Danke der Script funktioniert.
Hab ihr einen Banner von dieser Seite möchte gern auf meiner hp für euch werben.
So schnell hab ich noch nie einen Antwort bekommen also große lob an euch und 
macht weiter so.

Mfg B.R.


----------



## Guest (5. Nov 2003)

Ich hab noch mal eine Frage wenn ich den Script eingebaut habe wie kann ich den dan so erweitern das ich dort eine pw ein geben muss und wenn ich enter drücke und das pw richtig ist auf einen andere seite komme

Vielen Dank im Voraus

Mfg B.R.


----------



## stev.glasow (5. Nov 2003)

passwortchecks mit javascript sind extrem unsicher - würde ich die finger von lassen.

kannst du irgend eine scriptsprache(php, perl, jsp, python, etc) damit lässt sich so etwas recht gut und schnell realisieren. 
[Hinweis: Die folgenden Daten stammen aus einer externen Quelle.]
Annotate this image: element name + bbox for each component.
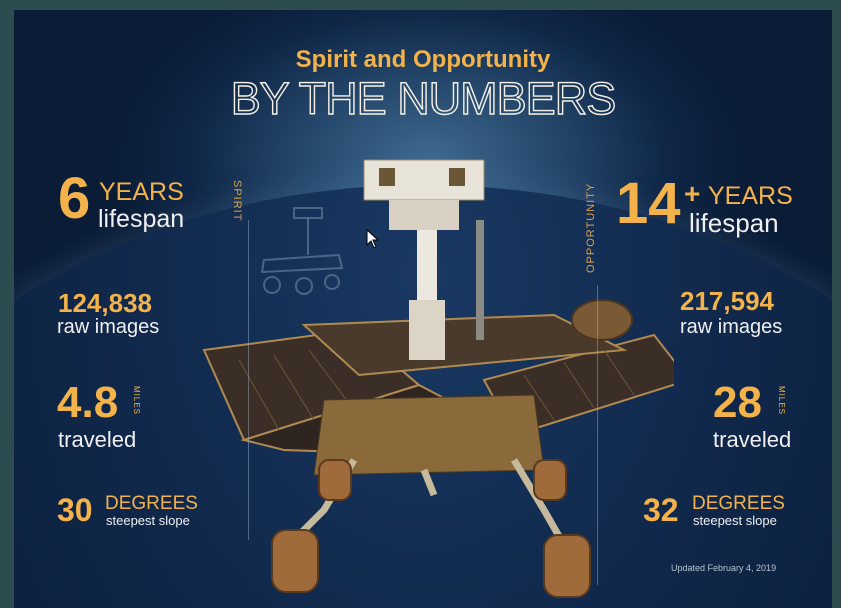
spirit-slope-caption: steepest slope	[106, 513, 190, 528]
spirit-images-caption: raw images	[57, 316, 160, 338]
opportunity-lifespan-plus: +	[684, 178, 701, 209]
spirit-slope-number: 30	[57, 492, 93, 528]
spirit-images-number: 124,838	[58, 288, 152, 318]
spirit-divider-line	[248, 220, 249, 540]
opportunity-lifespan-number: 14	[616, 171, 681, 236]
opportunity-slope-caption: steepest slope	[693, 513, 777, 528]
opportunity-lifespan-unit: YEARS	[708, 182, 793, 210]
spirit-distance-unit: MILES	[132, 386, 141, 416]
title-line2: BY THE NUMBERS	[230, 72, 617, 124]
spirit-slope-unit: DEGREES	[105, 493, 198, 514]
spirit-lifespan-unit: YEARS	[99, 178, 184, 206]
opportunity-slope-unit: DEGREES	[692, 493, 785, 514]
spirit-lifespan-number: 6	[58, 166, 91, 231]
opportunity-label: OPPORTUNITY	[585, 182, 597, 273]
spirit-lifespan-caption: lifespan	[98, 205, 185, 233]
window-frame-top	[0, 0, 841, 10]
spirit-rover-image	[260, 207, 344, 295]
opportunity-distance-unit: MILES	[777, 386, 786, 416]
window-frame-left	[0, 0, 14, 608]
infographic-slide: Spirit and Opportunity BY THE NUMBERS	[14, 10, 832, 608]
opportunity-slope-number: 32	[643, 492, 679, 528]
window-frame-right	[832, 0, 841, 608]
spirit-distance-number: 4.8	[57, 378, 119, 427]
opportunity-images-number: 217,594	[680, 286, 774, 316]
opportunity-rover-image	[202, 159, 674, 598]
mouse-cursor-icon	[366, 229, 380, 249]
opportunity-images-caption: raw images	[680, 316, 783, 338]
title-line1: Spirit and Opportunity	[295, 46, 551, 73]
spirit-label: SPIRIT	[231, 180, 243, 222]
opportunity-distance-caption: traveled	[713, 427, 792, 452]
spirit-distance-caption: traveled	[58, 427, 137, 452]
updated-footnote: Updated February 4, 2019	[671, 563, 777, 573]
opportunity-divider-line	[597, 285, 598, 585]
opportunity-distance-number: 28	[713, 378, 762, 427]
opportunity-lifespan-caption: lifespan	[689, 208, 779, 238]
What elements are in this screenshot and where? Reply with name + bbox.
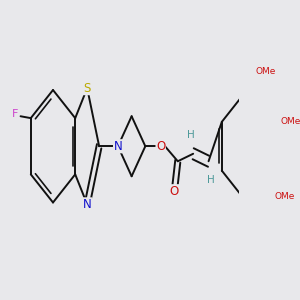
Text: OMe: OMe: [256, 67, 276, 76]
Text: H: H: [207, 175, 215, 185]
Text: N: N: [83, 198, 92, 211]
Text: OMe: OMe: [281, 117, 300, 126]
Text: O: O: [170, 185, 179, 198]
Text: H: H: [187, 130, 194, 140]
Text: OMe: OMe: [275, 192, 295, 201]
Text: N: N: [114, 140, 122, 153]
Text: O: O: [156, 140, 165, 153]
Text: F: F: [12, 110, 19, 119]
Text: S: S: [83, 82, 91, 94]
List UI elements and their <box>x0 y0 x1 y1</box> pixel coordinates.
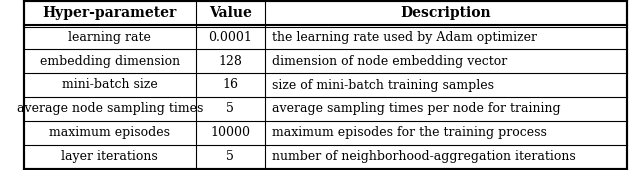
Text: average node sampling times: average node sampling times <box>17 102 203 115</box>
Text: 5: 5 <box>227 150 234 163</box>
Text: 0.0001: 0.0001 <box>209 31 252 44</box>
Text: Hyper-parameter: Hyper-parameter <box>43 6 177 20</box>
Text: 128: 128 <box>218 55 242 68</box>
Text: learning rate: learning rate <box>68 31 151 44</box>
Text: embedding dimension: embedding dimension <box>40 55 180 68</box>
Text: 5: 5 <box>227 102 234 115</box>
Text: the learning rate used by Adam optimizer: the learning rate used by Adam optimizer <box>272 31 537 44</box>
Text: size of mini-batch training samples: size of mini-batch training samples <box>272 79 494 91</box>
Text: 16: 16 <box>222 79 238 91</box>
Text: Description: Description <box>401 6 491 20</box>
Text: 10000: 10000 <box>211 126 250 139</box>
Text: average sampling times per node for training: average sampling times per node for trai… <box>272 102 561 115</box>
Text: layer iterations: layer iterations <box>61 150 158 163</box>
Text: mini-batch size: mini-batch size <box>62 79 157 91</box>
Text: maximum episodes: maximum episodes <box>49 126 170 139</box>
Text: number of neighborhood-aggregation iterations: number of neighborhood-aggregation itera… <box>272 150 576 163</box>
Text: dimension of node embedding vector: dimension of node embedding vector <box>272 55 508 68</box>
Text: Value: Value <box>209 6 252 20</box>
Text: maximum episodes for the training process: maximum episodes for the training proces… <box>272 126 547 139</box>
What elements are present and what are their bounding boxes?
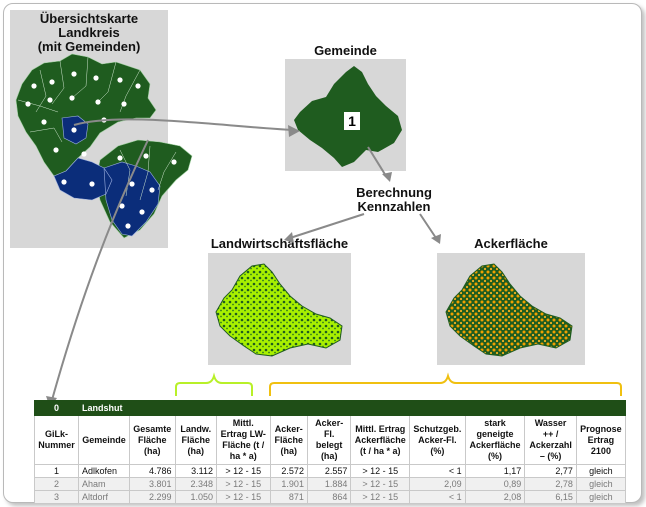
col-header-acker: Acker-Fläche (ha) — [269, 415, 308, 465]
table-row: 2 Aham 3.801 2.348 > 12 - 15 1.901 1.884… — [34, 477, 627, 491]
table-header-row: GiLk-Nummer Gemeinde Gesamte Fläche (ha)… — [34, 415, 627, 465]
cell-gilk: 1 — [34, 464, 79, 478]
cell-ertrag-acker: > 12 - 15 — [350, 464, 411, 478]
cell-gilk: 2 — [34, 477, 79, 491]
table-row: 1 Adlkofen 4.786 3.112 > 12 - 15 2.572 2… — [34, 464, 627, 478]
col-header-geneigt: stark geneigte Ackerfläche (%) — [464, 415, 526, 465]
cell-acker-belegt: 864 — [306, 490, 352, 504]
cell-acker-belegt: 1.884 — [306, 477, 352, 491]
overview-map — [15, 53, 193, 239]
cell-schutz: 2,09 — [409, 477, 466, 491]
lw-map — [215, 263, 343, 357]
cell-ertrag-acker: > 12 - 15 — [350, 490, 411, 504]
col-header-gemeinde: Gemeinde — [77, 415, 131, 465]
cell-gemeinde: Aham — [77, 477, 131, 491]
col-header-landw: Landw. Fläche (ha) — [174, 415, 217, 465]
calculation-label-line1: Berechnung — [356, 185, 432, 200]
lw-columns-bracket — [175, 372, 253, 396]
cell-prognose: gleich — [575, 477, 627, 491]
municipality-number-box — [344, 112, 360, 130]
municipality-number-markers — [25, 71, 177, 229]
cell-wasser: 2,77 — [524, 464, 577, 478]
arrow-calc-to-acker — [419, 213, 437, 239]
municipality-data-table: 0 Landshut GiLk-Nummer Gemeinde Gesamte … — [34, 400, 627, 504]
cell-prognose: gleich — [575, 490, 627, 504]
col-header-gesamt: Gesamte Fläche (ha) — [129, 415, 176, 465]
cell-ertrag-lw: > 12 - 15 — [215, 464, 271, 478]
cell-gesamt: 3.801 — [129, 477, 176, 491]
cell-gilk: 3 — [34, 490, 79, 504]
flow-arrows — [51, 118, 437, 401]
col-header-schutz: Schutzgeb. Acker-Fl. (%) — [409, 415, 466, 465]
cell-acker: 2.572 — [269, 464, 308, 478]
col-header-prognose: Prognose Ertrag 2100 — [575, 415, 627, 465]
cell-gemeinde: Altdorf — [77, 490, 131, 504]
cell-prognose: gleich — [575, 464, 627, 478]
col-header-wasser: Wasser ++ / Ackerzahl – (%) — [524, 415, 577, 465]
gemeinde-map: 1 — [294, 66, 402, 167]
cell-geneigt: 2,08 — [464, 490, 526, 504]
district-area-green — [15, 53, 193, 239]
table-region-row: 0 Landshut — [34, 400, 627, 416]
overview-title-line2: (mit Gemeinden) — [37, 39, 141, 54]
gemeinde-title: Gemeinde — [314, 43, 377, 58]
cell-landw: 2.348 — [174, 477, 217, 491]
agricultural-area-shape — [215, 263, 343, 357]
arrow-gemeinde-to-calc — [367, 146, 387, 177]
overview-title-line1: Übersichtskarte Landkreis — [39, 11, 139, 40]
arrow-calc-to-lw — [289, 213, 365, 239]
arrowhead-acker — [431, 234, 441, 244]
district-area-blue — [53, 115, 161, 237]
cell-ertrag-acker: > 12 - 15 — [350, 477, 411, 491]
acker-map — [445, 263, 573, 357]
region-id: 0 — [34, 400, 79, 416]
col-header-ertrag-lw: Mittl. Ertrag LW-Fläche (t / ha * a) — [215, 415, 271, 465]
overview-title: Übersichtskarte Landkreis (mit Gemeinden… — [10, 12, 168, 54]
arrowhead-gemeinde — [288, 125, 300, 137]
arrow-overview-to-table — [51, 139, 149, 401]
acker-columns-bracket — [269, 372, 622, 396]
cell-acker: 871 — [269, 490, 308, 504]
cell-ertrag-lw: > 12 - 15 — [215, 490, 271, 504]
table-row: 3 Altdorf 2.299 1.050 > 12 - 15 871 864 … — [34, 490, 627, 504]
cell-acker: 1.901 — [269, 477, 308, 491]
cell-ertrag-lw: > 12 - 15 — [215, 477, 271, 491]
cell-landw: 3.112 — [174, 464, 217, 478]
cell-gemeinde: Adlkofen — [77, 464, 131, 478]
municipality-borders — [17, 56, 177, 201]
calculation-label-line2: Kennzahlen — [357, 199, 431, 214]
cell-gesamt: 4.786 — [129, 464, 176, 478]
cell-wasser: 2,78 — [524, 477, 577, 491]
arrowhead-calc — [382, 172, 392, 182]
arrow-overview-to-gemeinde — [73, 118, 293, 131]
arable-area-shape — [445, 263, 573, 357]
cell-wasser: 6,15 — [524, 490, 577, 504]
cell-acker-belegt: 2.557 — [306, 464, 352, 478]
cell-landw: 1.050 — [174, 490, 217, 504]
col-header-ertrag-acker: Mittl. Ertrag Ackerfläche (t / ha * a) — [350, 415, 411, 465]
col-header-gilk: GiLk-Nummer — [34, 415, 79, 465]
arrow-heads — [46, 125, 441, 408]
calculation-label: Berechnung Kennzahlen — [340, 186, 448, 214]
region-name: Landshut — [77, 400, 627, 416]
col-header-acker-belegt: Acker-Fl. belegt (ha) — [306, 415, 352, 465]
lw-title: Landwirtschaftsfläche — [210, 236, 349, 251]
cell-schutz: < 1 — [409, 464, 466, 478]
cell-geneigt: 0,89 — [464, 477, 526, 491]
cell-geneigt: 1,17 — [464, 464, 526, 478]
cell-gesamt: 2.299 — [129, 490, 176, 504]
arrowhead-lw — [284, 232, 294, 243]
acker-title: Ackerfläche — [474, 236, 548, 251]
municipality-number: 1 — [348, 113, 356, 129]
cell-schutz: < 1 — [409, 490, 466, 504]
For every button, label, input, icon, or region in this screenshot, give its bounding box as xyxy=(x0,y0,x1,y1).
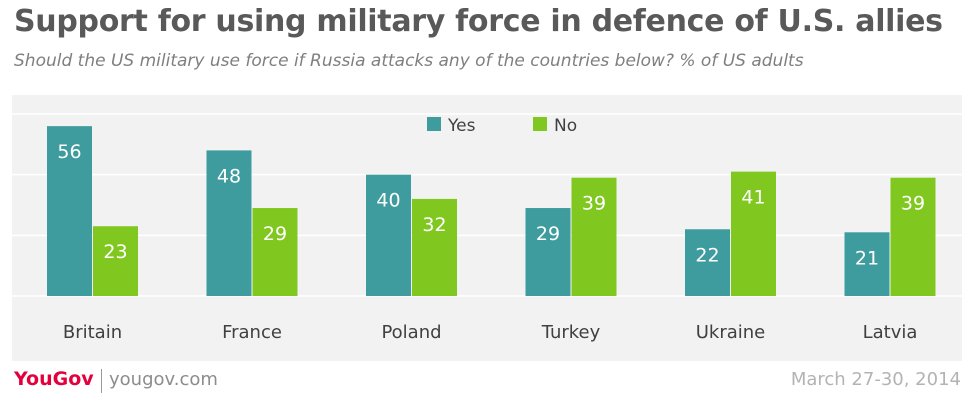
data-label: 39 xyxy=(901,193,925,215)
bar-no-latvia xyxy=(890,177,936,296)
data-label: 40 xyxy=(376,190,400,212)
x-tick-label: Ukraine xyxy=(696,322,766,343)
footer-date: March 27-30, 2014 xyxy=(790,369,961,390)
plot-background xyxy=(12,95,962,361)
bar-yes-poland xyxy=(366,174,411,296)
bar-yes-ukraine xyxy=(685,229,730,296)
legend-label-yes: Yes xyxy=(447,116,476,136)
legend-label-no: No xyxy=(554,116,577,136)
x-tick-label: Britain xyxy=(63,322,122,343)
yougov-logo: YouGov xyxy=(14,368,94,390)
footer-divider xyxy=(101,369,102,393)
bar-no-turkey xyxy=(571,177,617,296)
bar-no-britain xyxy=(93,226,138,296)
footer-url[interactable]: yougov.com xyxy=(109,369,218,390)
data-label: 32 xyxy=(422,214,446,236)
data-label: 21 xyxy=(855,247,879,269)
bar-no-france xyxy=(252,208,298,296)
bar-no-poland xyxy=(412,198,457,296)
legend-swatch-yes xyxy=(427,117,441,131)
x-tick-label: Latvia xyxy=(863,322,918,343)
bar-no-ukraine xyxy=(731,171,776,296)
data-label: 22 xyxy=(695,244,719,266)
bar-yes-latvia xyxy=(844,232,890,296)
data-label: 29 xyxy=(536,223,560,245)
bar-yes-turkey xyxy=(525,208,571,296)
x-tick-label: France xyxy=(222,322,282,343)
data-label: 23 xyxy=(103,241,127,263)
data-label: 29 xyxy=(263,223,287,245)
legend-swatch-no xyxy=(533,117,547,131)
data-label: 48 xyxy=(217,165,241,187)
data-label: 39 xyxy=(582,193,606,215)
chart-subtitle: Should the US military use force if Russ… xyxy=(14,51,804,71)
data-label: 56 xyxy=(57,141,81,163)
data-label: 41 xyxy=(741,187,765,209)
bar-yes-britain xyxy=(47,126,92,296)
chart-title: Support for using military force in defe… xyxy=(14,4,943,39)
x-tick-label: Poland xyxy=(381,322,441,343)
bar-yes-france xyxy=(206,150,252,296)
x-tick-label: Turkey xyxy=(541,322,601,343)
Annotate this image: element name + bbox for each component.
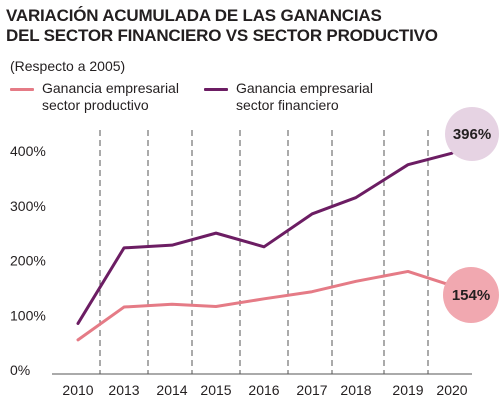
y-tick-label-0: 0%	[10, 362, 30, 378]
y-tick-label-300: 300%	[10, 198, 46, 214]
chart-subtitle: (Respecto a 2005)	[10, 58, 126, 74]
annotation-bubble-productivo	[443, 267, 499, 323]
legend-label-productivo-line1: Ganancia empresarial	[42, 80, 179, 96]
x-tick-label-2019: 2019	[392, 382, 423, 398]
legend-label-financiero-line2: sector financiero	[236, 97, 339, 113]
x-tick-label-2010: 2010	[62, 382, 93, 398]
x-tick-label-2018: 2018	[340, 382, 371, 398]
x-tick-label-2015: 2015	[200, 382, 231, 398]
annotation-label-financiero: 396%	[453, 126, 491, 143]
y-tick-label-200: 200%	[10, 253, 46, 269]
x-tick-label-2014: 2014	[156, 382, 187, 398]
series-line-productivo	[76, 269, 454, 342]
annotation-label-productivo: 154%	[452, 287, 490, 304]
legend-swatch-productivo	[10, 88, 34, 91]
x-tick-label-2020: 2020	[436, 382, 467, 398]
series-line-financiero	[76, 151, 454, 325]
annotation-bubble-financiero	[445, 107, 499, 161]
chart-title: VARIACIÓN ACUMULADA DE LAS GANANCIAS DEL…	[6, 6, 476, 46]
legend-label-productivo-line2: sector productivo	[42, 97, 149, 113]
legend-label-financiero: Ganancia empresarial sector financiero	[236, 80, 373, 114]
y-tick-label-100: 100%	[10, 307, 46, 323]
x-tick-label-2017: 2017	[296, 382, 327, 398]
legend-label-productivo: Ganancia empresarial sector productivo	[42, 80, 179, 114]
chart-title-line1: VARIACIÓN ACUMULADA DE LAS GANANCIAS	[6, 6, 382, 25]
y-tick-label-400: 400%	[10, 143, 46, 159]
legend-label-financiero-line1: Ganancia empresarial	[236, 80, 373, 96]
legend-item-productivo: Ganancia empresarial sector productivo	[10, 80, 179, 114]
legend-item-financiero: Ganancia empresarial sector financiero	[204, 80, 373, 114]
legend-swatch-financiero	[204, 88, 228, 91]
x-tick-label-2013: 2013	[108, 382, 139, 398]
x-tick-label-2016: 2016	[248, 382, 279, 398]
chart-title-line2: DEL SECTOR FINANCIERO VS SECTOR PRODUCTI…	[6, 26, 438, 45]
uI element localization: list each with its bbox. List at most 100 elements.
banner haben wir - wie ist denn die domain deiner seite - ich würde mir diese gern vorher anschauen ?


----------



## Guest (6. Nov 2003)

Hi meine Hp ist noch nicht ganz fertig
dir url ist:www.jo-clan.net.ms
Das ist eine Clan-Page die ich selbst geschrieben habe


----------



## Guest (6. Nov 2003)

Ich kenn mich einn bisschen mit PHP aus.
Aber wie bekommen ich den Javascript in PHP
Und wo bekomme ich einen einfachen her

Vielen Dank

Mfg B.R.


----------



## Guest (6. Nov 2003)

Ich kenn mich einn bisschen mit PHP aus.
Aber wie bekommen ich den Javascript in PHP
Und wo bekomme ich einen einfachen her

Vielen Dank

Mfg B.R.


----------



## stev.glasow (6. Nov 2003)

Anonymous hat gesagt.:
			
		

> Aber wie bekommen ich den Javascript in PHP



gar nicht.

hast du schon einmal formulardaten mit php ausgewertet ?


----------



## Guest (6. Nov 2003)

Ich möchte aber gerne einen Passwortschutz mit dem Textfeld (script von nic.de.vu)
ein bauen geht das net.

Vielen Dank

Mfg B.R.


----------



## stev.glasow (6. Nov 2003)

doch - aber du kannst das nicht einfach mit javascript machen, die passwörter sollten schon einigermaßen sicher aufbewart sein. denn wenn man das mit javascript macht kann sich jeder hanswurst deine passwörter über den quelltext deiner htmlseite anschauen.
wenn du das mit php löst musst du das formular in dem das passwort eingegeben wurde an eine phpdatei schicken welche dann das passwort z.B. mit einem eintrag in einer datenbank vergleicht ?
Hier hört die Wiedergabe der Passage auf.